While there is a lot that a student can doon their own to prepare themselves - indeed, I have compiled quite a large list myself - the fact of the matter is that many students simply do not have equal opportunity. This program addresses that.
As a guest speaker in the workshop once put it:
Coding is freedom, independence, and power.
Lecturer On Record, Graduate Course, Special Topics in Experimental Psychology (Statistical Coding with R)
My role: instruct students in the Master’s in Experimental Psychology program at Brooklyn College in the use of R, covering base R to project management using RStudio projects, tidyverse principles including dplyr and ggplot2, using R Markdown to render attractive summary reports, and communicating statistical results to both experts and (hypothetical) non-expert stakeholders in an accessible and responsible way.

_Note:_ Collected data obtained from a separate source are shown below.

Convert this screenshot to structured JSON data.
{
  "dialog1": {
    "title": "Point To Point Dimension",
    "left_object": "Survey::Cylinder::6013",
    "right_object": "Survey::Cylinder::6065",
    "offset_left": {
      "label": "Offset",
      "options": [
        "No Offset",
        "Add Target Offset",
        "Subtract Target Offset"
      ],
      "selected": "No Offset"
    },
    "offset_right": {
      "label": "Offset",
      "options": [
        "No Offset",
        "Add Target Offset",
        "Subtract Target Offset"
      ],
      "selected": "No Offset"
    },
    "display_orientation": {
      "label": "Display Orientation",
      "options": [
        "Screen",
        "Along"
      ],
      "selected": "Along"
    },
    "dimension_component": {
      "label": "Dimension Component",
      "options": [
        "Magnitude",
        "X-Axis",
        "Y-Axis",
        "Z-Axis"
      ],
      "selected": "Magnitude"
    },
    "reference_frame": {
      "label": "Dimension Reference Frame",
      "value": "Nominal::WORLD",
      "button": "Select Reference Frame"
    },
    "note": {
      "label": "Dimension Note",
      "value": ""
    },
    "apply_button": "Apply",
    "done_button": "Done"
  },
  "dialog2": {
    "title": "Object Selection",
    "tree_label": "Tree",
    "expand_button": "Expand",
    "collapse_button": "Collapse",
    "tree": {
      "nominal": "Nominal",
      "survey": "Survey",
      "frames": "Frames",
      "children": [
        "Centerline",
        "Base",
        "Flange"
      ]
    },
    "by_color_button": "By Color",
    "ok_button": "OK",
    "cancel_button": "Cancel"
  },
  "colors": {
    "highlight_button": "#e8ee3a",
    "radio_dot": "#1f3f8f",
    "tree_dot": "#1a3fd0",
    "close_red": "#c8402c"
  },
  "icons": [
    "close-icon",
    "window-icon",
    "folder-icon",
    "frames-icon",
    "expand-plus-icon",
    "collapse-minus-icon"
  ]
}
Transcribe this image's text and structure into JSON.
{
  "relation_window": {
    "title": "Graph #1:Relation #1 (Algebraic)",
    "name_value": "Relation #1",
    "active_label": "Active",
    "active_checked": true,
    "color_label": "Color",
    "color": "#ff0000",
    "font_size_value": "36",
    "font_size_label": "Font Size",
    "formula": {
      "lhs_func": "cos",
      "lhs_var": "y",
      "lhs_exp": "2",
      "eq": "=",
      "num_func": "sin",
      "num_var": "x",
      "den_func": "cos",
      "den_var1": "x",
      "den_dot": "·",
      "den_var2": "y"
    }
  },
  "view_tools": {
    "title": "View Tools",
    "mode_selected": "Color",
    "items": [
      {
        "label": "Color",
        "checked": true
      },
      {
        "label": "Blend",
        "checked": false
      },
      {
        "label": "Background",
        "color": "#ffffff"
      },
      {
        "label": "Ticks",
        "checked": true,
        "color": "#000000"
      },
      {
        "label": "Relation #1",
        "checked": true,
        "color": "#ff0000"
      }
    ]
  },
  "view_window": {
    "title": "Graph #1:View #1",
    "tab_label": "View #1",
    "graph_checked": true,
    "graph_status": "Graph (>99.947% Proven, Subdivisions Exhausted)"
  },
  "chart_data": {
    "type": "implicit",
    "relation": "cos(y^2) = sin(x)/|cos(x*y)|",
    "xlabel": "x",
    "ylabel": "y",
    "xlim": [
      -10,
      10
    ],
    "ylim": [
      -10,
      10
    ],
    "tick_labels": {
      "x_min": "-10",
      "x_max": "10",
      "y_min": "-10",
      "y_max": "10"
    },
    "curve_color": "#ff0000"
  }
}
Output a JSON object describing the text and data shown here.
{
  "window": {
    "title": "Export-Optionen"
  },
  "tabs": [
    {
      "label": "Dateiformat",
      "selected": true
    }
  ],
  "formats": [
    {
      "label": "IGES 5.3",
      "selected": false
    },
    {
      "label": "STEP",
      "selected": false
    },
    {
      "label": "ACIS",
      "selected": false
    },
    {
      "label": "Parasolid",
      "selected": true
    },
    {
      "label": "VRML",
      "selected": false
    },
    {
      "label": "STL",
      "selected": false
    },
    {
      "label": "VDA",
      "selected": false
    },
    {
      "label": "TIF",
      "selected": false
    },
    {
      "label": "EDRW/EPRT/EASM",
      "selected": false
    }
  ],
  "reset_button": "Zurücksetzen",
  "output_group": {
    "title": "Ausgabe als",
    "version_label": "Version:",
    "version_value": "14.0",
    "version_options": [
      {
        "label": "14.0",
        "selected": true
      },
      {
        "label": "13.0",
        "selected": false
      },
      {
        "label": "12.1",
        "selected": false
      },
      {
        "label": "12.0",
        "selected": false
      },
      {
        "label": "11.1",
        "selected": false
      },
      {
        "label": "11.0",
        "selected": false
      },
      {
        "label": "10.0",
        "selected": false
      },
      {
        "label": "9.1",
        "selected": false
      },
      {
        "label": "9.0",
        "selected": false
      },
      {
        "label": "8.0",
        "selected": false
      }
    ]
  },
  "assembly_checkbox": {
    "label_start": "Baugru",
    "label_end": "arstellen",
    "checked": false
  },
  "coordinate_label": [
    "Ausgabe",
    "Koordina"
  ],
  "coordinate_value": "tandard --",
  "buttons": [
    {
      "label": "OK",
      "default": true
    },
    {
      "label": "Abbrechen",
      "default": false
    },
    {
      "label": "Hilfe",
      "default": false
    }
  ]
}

I was invited to teach this course literally one week before the first class after the sudden departure of the previous instructor. I created the coursework and in-class group projects on the fly.
Lab Instructor, Statistical Methods in Psychological Research, Brooklyn College
Fall 2018, Spring 2019, Summer 2019
My role: instruct two statistics lab sections per semester. Topics covered included introductions to descriptive statistics, probability theory, prediction, ordinary least squares, between- and within-subject ANOVA models, statistical inference, consumption of statistical information, plotting, using Excel and SPSS statistical software, and principles of plotting.